The two main scientific challenges of the proposed regeneration service are the following:

the combination of planned and unplanned regenerations in a way that does not disturb the normal operation of the replicated system, namely its availability;
the integration of the regeneration service with existing BFT protocols. This second challenge is specially difficult given that most existing BFT protocols only deal with permanent faults (i.e., they assume that a replica either is correct during the entire execution or arbitrarily fails at some instant and is never restored) and, consequently, are not prepared to deal with the transient faults introduced by replicas’ regeneration. Solving this challenge will allow the creation of a novel class of BFT protocols.

The project team has a solid background on the design of BFT protocols and regeneration mechanisms.
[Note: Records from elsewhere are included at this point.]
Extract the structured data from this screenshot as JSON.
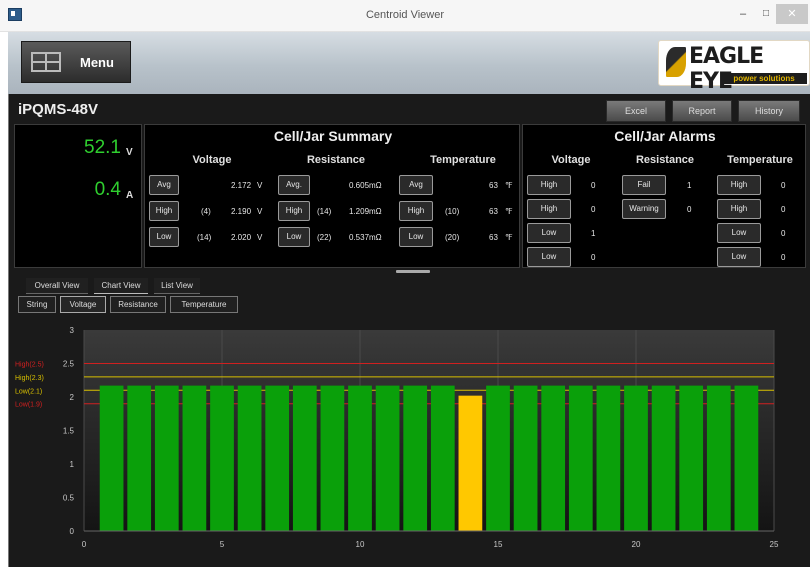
{
  "window": {
    "title": "Centroid Viewer",
    "min": "–",
    "max": "□",
    "close": "✕"
  },
  "header": {
    "menu_label": "Menu",
    "logo_text": "EAGLE EYE",
    "logo_sub": "power solutions"
  },
  "device": {
    "name": "iPQMS-48V",
    "voltage": "52.1",
    "voltage_unit": "V",
    "current": "0.4",
    "current_unit": "A"
  },
  "toolbar": {
    "excel": "Excel",
    "report": "Report",
    "history": "History"
  },
  "summary": {
    "title": "Cell/Jar Summary",
    "headers": {
      "voltage": "Voltage",
      "resistance": "Resistance",
      "temperature": "Temperature"
    },
    "rows": [
      {
        "v_btn": "Avg",
        "v_idx": "",
        "v_val": "2.172",
        "v_unit": "V",
        "r_btn": "Avg.",
        "r_idx": "",
        "r_val": "0.605",
        "r_unit": "mΩ",
        "t_btn": "Avg",
        "t_idx": "",
        "t_val": "63",
        "t_unit": "℉"
      },
      {
        "v_btn": "High",
        "v_idx": "(4)",
        "v_val": "2.190",
        "v_unit": "V",
        "r_btn": "High",
        "r_idx": "(14)",
        "r_val": "1.209",
        "r_unit": "mΩ",
        "t_btn": "High",
        "t_idx": "(10)",
        "t_val": "63",
        "t_unit": "℉"
      },
      {
        "v_btn": "Low",
        "v_idx": "(14)",
        "v_val": "2.020",
        "v_unit": "V",
        "r_btn": "Low",
        "r_idx": "(22)",
        "r_val": "0.537",
        "r_unit": "mΩ",
        "t_btn": "Low",
        "t_idx": "(20)",
        "t_val": "63",
        "t_unit": "℉"
      }
    ]
  },
  "alarms": {
    "title": "Cell/Jar Alarms",
    "headers": {
      "voltage": "Voltage",
      "resistance": "Resistance",
      "temperature": "Temperature"
    },
    "voltage": [
      {
        "label": "High",
        "count": "0"
      },
      {
        "label": "High",
        "count": "0"
      },
      {
        "label": "Low",
        "count": "1"
      },
      {
        "label": "Low",
        "count": "0"
      }
    ],
    "resistance": [
      {
        "label": "Fail",
        "count": "1"
      },
      {
        "label": "Warning",
        "count": "0"
      }
    ],
    "temperature": [
      {
        "label": "High",
        "count": "0"
      },
      {
        "label": "High",
        "count": "0"
      },
      {
        "label": "Low",
        "count": "0"
      },
      {
        "label": "Low",
        "count": "0"
      }
    ]
  },
  "view_tabs": [
    "Overall View",
    "Chart View",
    "List View"
  ],
  "sub_tabs": [
    "String",
    "Voltage",
    "Resistance",
    "Temperature"
  ],
  "chart_data": {
    "type": "bar",
    "x": [
      1,
      2,
      3,
      4,
      5,
      6,
      7,
      8,
      9,
      10,
      11,
      12,
      13,
      14,
      15,
      16,
      17,
      18,
      19,
      20,
      21,
      22,
      23,
      24
    ],
    "values": [
      2.17,
      2.17,
      2.17,
      2.17,
      2.17,
      2.17,
      2.17,
      2.17,
      2.17,
      2.17,
      2.17,
      2.17,
      2.17,
      2.02,
      2.17,
      2.17,
      2.17,
      2.17,
      2.17,
      2.17,
      2.17,
      2.17,
      2.17,
      2.17
    ],
    "highlight_index": 13,
    "bar_color": "#0aa00a",
    "highlight_color": "#ffc800",
    "xlim": [
      0,
      25
    ],
    "ylim": [
      0,
      3
    ],
    "xticks": [
      "0",
      "5",
      "10",
      "15",
      "20",
      "25"
    ],
    "yticks": [
      "3",
      "2.5",
      "2",
      "1.5",
      "1",
      "0.5",
      "0"
    ],
    "thresholds": [
      {
        "label": "High(2.5)",
        "value": 2.5,
        "color": "#d02020"
      },
      {
        "label": "High(2.3)",
        "value": 2.3,
        "color": "#d8c000"
      },
      {
        "label": "Low(2.1)",
        "value": 2.1,
        "color": "#d8c000"
      },
      {
        "label": "Low(1.9)",
        "value": 1.9,
        "color": "#d02020"
      }
    ]
  }
}
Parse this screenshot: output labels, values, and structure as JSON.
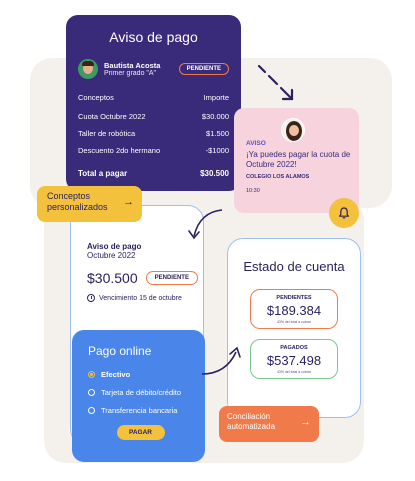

Therefore, there is an adequate know-how to address the scientific challenges enumerated above.

The expected results from the project are:

the definition of a novel class of BFT protocols that are able to tolerate permanent and transient arbitrary faults;
the specification of an abstract methodology to convert existing BFT protocols into protocols that tolerate permanent and transient arbitrary faults;
the specification of a novel regeneration service that accommodates both planned and unplanned regenerations and that integrates with BFT protocols converted using the methodology defined in (2);
the implementation of this regeneration service and of one or more converted BFT protocols;
the evaluation of the security and availability of an intrusion-tolerant application in two scenarios: using classical BFT protocols and using the novel class of BFT protocols combined with the regeneration service.